There’s an old saying: You can never go home again.
The re-opening of Cedar Community Secondary School became a lot harder for trustees to justify last week, after Nanaimo school district revealed that only 200 students intend to enrol next fall. That’s a tiny high school population, and it’s less than half the facility’s capacity.
The lack of interest in re-enrolling at Cedar is understandable. A year ago, students and their families were forced to choose between John Barsby or Ladysmith secondary. Moving schools is tough for a teen, but the kids managed it, made friends and made the best of things. Is it any wonder that there would be a hesitancy, now, to relocate again and start over? And keep in mind, this is after just one full school year. It stands to reason that by next fall, students might be even more entrenched at their current schools.
Reopening Cedar was very much a pet project of a majority of school trustees from the start; for all intents and purposes, it’s the fulfillment of a campaign promise, one that was supported by voters. But district-wide, it’s creating an increasingly obvious double standard. It’s creating hypocrisy. Our well-meaning trustees are re-opening a sparsely populated school that will be riddled with programming gaps, and at the same time they’re considering closing schools in other parts of the city, suggesting it’s the only way to maintain programs for pupils there.

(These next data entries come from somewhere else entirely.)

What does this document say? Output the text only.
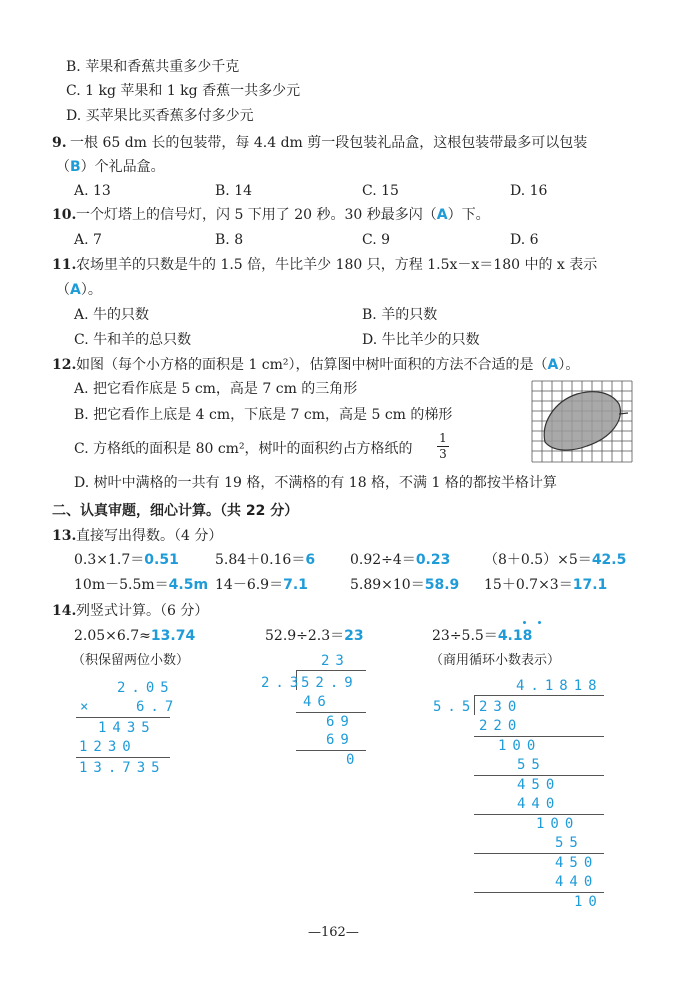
B. 苹果和香蕉共重多少千克
C. 1 kg 苹果和 1 kg 香蕉一共多少元
D. 买苹果比买香蕉多付多少元
9. 一根 65 dm 长的包装带，每 4.4 dm 剪一段包装礼品盒，这根包装带最多可以包装
（B）个礼品盒。
A. 13	B. 14	C. 15	D. 16
10. 一个灯塔上的信号灯，闪 5 下用了 20 秒。30 秒最多闪（A）下。
A. 7	B. 8	C. 9	D. 6
11. 农场里羊的只数是牛的 1.5 倍，牛比羊少 180 只，方程 1.5x－x＝180 中的 x 表示
（A）。
A. 牛的只数	B. 羊的只数
C. 牛和羊的总只数	D. 牛比羊少的只数
12. 如图（每个小方格的面积是 1 cm²），估算图中树叶面积的方法不合适的是（A）。
A. 把它看作底是 5 cm，高是 7 cm 的三角形
B. 把它看作上底是 4 cm，下底是 7 cm，高是 5 cm 的梯形
C. 方格纸的面积是 80 cm²，树叶的面积约占方格纸的
1
3
D. 树叶中满格的一共有 19 格，不满格的有 18 格，不满 1 格的都按半格计算
二、认真审题，细心计算。（共 22 分）
13. 直接写出得数。（4 分）
0.3×1.7＝0.51	5.84＋0.16＝6 0.92÷4＝0.23 （8＋0.5）×5＝42.5
10m－5.5m＝4.5m 14－6.9＝7.1	5.89×10＝58.9 15＋0.7×3＝17.1
14. 列竖式计算。（6 分）
2.05×6.7≈13.74
（积保留两位小数）
2.05
×	6.7
1435
1230
13.735
52.9÷2.3＝23
23
2.3
52.9
46
69
69
0
23÷5.5＝4.18
（商用循环小数表示）
4.1818
5.5 230
220
100
55
450
440
100
55
450
440
10
—162—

The school board chairman maintains Cedar will re-open, whatever its enrolment. We hope the school district is able to come up with creative ways to offer the courses students need for their post-secondary aspirations. What about electives? What about extracurriculars? Will there be enough students to field sports teams?
What we do know is that people in Cedar are getting their school back. We just hope it’s the school they remember, the one they want, and the one that’s best for the kids.